In the next two years. But first China officially needs to say, we need a carbon target. This is a kind of cap and trade, but it will be based on a relative target, not an absolute one. That's not perfect, but it's still okay. So a carbon tax will be imposed and then a carbon market. They have already started one in Beijing, Shanghai and Tianjin. But for a mature market they'll need ten years.
How important and credible are carbon and energy targets in China?
At the moment the developing countries say we don't accept MRV (measurable, reportable and verifiable emissions reductions). But if China sets a carbon target at 17 percent, and they announce it internationally, we will really get this.
The [central] government thinks, "If I have no number, who cares? How can we make this happen, realize this goal? We have to do something. Governors and officials, if you don't do a good job step down." The same goes for state-owned companies.
In other countries you don't see that kind of push. They use mandatory institutional tools well, but not enough. But equally important and more efficient for China is the market. They have to use both hands. One hand is very strong, the other hand is weak. You have to make this hand, the market, much stronger.
What do you know about the impact of the performance evaluation standard for officials?
They recently put environment and energy efficiency in there. If they have a carbon target, they'll put carbon in too. They're making a more integrated performance evaluation system. Two years ago, many governors said, "If I cannot reach this target, I will step down." Well, you say that, but maybe you just have a big mouth. We'll wait and see at the end of 2010 [the deadline for the country's energy goals] how the media reports this. If there's no significant improvement, perhaps there will be calls to "step down please!"
What role are reporters and citizens playing in terms of putting pressure on the government when it comes to meeting targets or keeping pollution down?
The people's representatives at the National People's Congress set this 20 percent energy efficiency target. It's a legally binding target. After five years, the government will say they reached or didn't reach their goal. And the congress will say, "why did this governor get promoted if he didn't achieve his goal?" We can deliver this message to the media. This is what NGOs will do. We will take this very seriously.
Lastly, what place does climate change have in the mind of your average Chinese citizen?

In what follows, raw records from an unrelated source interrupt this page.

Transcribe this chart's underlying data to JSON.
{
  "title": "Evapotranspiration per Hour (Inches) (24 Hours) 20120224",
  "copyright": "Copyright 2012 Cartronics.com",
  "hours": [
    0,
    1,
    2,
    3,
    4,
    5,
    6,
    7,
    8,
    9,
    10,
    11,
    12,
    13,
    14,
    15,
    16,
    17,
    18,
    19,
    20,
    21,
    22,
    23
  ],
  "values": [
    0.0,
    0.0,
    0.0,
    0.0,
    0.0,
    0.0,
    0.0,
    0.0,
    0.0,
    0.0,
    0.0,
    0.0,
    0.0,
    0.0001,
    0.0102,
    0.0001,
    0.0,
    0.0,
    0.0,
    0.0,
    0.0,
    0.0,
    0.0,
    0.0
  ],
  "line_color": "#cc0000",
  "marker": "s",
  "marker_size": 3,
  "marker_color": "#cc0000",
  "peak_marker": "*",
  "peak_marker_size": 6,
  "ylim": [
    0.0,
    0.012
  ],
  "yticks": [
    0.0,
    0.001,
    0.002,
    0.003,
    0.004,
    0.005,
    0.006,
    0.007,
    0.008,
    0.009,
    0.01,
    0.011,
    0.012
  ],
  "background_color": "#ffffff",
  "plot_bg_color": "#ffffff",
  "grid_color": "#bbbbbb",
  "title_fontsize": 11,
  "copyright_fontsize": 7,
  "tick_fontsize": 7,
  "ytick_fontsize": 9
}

I don't want to say this is fortunate exactly, but when it comes to climate change, Chinese people can touch it and feel it. Every year we have these natural disasters. China suffers. So now WWF is carrying out a study on climate change impact. Nobody has really looked at total loss yet. But people know that the water issue is more serious than the energy issue. They understand that water supplies are decreasing, and that affects food supplies. And that's connected to climate change. We need to make it clear that tackling it won't just benefit the economy but benefit all of China.